Her curiosity piqued, she picked it up: a tiny wheel carved in wood. She felt her heart contract. She dug through the fresh clumps, getting dirt under her fingernails. And then she felt it, pulled it out with a slow, careful motion.

 

A small wooden wagon, one wheel broken off. One of the wooden Gypsy wagons Nicu had carved for Drina.

 

Drina had been here. Maybe she still was.

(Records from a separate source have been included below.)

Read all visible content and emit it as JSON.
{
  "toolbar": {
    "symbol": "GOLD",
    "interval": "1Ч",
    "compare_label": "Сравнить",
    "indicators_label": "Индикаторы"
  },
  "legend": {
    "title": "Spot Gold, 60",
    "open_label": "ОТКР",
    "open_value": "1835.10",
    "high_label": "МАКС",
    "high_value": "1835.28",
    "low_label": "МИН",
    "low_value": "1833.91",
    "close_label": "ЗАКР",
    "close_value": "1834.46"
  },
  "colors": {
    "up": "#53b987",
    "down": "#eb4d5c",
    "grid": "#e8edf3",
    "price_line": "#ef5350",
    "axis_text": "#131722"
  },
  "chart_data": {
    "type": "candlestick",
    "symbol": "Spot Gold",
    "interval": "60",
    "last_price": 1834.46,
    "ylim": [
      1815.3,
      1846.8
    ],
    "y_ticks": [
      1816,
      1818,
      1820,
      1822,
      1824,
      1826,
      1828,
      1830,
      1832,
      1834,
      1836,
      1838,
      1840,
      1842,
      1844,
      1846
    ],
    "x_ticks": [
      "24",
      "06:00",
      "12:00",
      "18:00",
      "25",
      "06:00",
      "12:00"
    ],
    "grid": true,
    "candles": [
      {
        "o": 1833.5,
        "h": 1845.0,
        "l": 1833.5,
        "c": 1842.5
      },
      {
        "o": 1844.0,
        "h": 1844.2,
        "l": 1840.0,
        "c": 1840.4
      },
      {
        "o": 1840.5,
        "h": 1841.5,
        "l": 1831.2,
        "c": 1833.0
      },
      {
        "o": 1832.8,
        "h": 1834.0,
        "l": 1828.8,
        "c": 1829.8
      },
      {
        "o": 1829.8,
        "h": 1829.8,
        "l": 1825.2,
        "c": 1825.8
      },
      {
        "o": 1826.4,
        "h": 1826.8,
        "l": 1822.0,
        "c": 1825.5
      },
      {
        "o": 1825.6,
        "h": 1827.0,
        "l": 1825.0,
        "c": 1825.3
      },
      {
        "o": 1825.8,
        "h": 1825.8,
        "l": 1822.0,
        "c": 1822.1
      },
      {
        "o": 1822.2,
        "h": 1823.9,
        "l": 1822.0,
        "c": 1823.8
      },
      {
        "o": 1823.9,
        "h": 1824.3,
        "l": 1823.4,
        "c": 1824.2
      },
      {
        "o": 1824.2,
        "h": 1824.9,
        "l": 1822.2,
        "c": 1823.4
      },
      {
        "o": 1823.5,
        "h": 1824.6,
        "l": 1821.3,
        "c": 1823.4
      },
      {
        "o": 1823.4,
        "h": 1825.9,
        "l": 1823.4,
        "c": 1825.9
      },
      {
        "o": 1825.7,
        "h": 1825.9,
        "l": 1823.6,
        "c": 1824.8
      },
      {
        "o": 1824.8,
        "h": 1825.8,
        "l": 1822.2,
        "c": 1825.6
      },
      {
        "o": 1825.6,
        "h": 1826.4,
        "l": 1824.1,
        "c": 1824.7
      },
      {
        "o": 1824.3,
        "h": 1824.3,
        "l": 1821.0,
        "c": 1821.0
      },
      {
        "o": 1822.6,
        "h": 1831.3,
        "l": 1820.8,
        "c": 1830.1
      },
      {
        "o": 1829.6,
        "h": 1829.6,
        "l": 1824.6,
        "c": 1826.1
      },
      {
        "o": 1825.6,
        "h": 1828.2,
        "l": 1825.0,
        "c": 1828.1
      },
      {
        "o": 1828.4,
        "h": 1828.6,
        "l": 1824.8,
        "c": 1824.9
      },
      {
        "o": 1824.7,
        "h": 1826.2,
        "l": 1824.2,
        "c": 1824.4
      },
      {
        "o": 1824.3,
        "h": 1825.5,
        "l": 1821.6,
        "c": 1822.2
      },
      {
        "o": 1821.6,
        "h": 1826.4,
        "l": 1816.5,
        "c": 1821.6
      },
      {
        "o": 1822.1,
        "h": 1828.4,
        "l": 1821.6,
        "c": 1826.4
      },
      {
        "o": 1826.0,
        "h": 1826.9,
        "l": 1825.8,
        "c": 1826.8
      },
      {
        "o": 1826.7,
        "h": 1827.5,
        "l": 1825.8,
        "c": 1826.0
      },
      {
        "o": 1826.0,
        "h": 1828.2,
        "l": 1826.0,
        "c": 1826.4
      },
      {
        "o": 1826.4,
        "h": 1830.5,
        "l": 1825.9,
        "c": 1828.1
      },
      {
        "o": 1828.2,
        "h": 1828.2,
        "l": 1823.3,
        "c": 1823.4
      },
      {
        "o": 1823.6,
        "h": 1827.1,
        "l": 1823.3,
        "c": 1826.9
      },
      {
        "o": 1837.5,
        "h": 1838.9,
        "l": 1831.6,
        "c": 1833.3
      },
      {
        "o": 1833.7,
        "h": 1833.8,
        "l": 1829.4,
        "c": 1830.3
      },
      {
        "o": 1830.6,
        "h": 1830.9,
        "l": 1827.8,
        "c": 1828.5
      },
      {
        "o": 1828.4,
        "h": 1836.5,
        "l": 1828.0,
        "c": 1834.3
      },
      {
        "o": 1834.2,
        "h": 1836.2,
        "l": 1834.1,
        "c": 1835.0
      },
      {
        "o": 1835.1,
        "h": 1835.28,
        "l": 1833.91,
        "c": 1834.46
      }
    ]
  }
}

That meant Doctor Estienne had been lying. Who else? Doctor Estienne’s colleagues from H?pital Laennec? Madame Uzes?

 

Her phone rang—Morbier. He could wait. She silenced the call. Time to scratch that itch. Aimée had to follow her gut. And not get caught by the staff.

 

From the jasmine-trellised gravel walkway, a ramp led to the rear of the white-walled wing. The corridor was narrow, with small rooms for patients off both sides. Antiseptic-smelling and basic—unlike the great-uncle’s room. The ventilation system thrummed. She padded past open doors on both sides—most of the beds were empty; one contained an old man on a respirator—then a larger common room on the right occupied by old people nodding off in wheelchairs, where a muted télé was playing the news.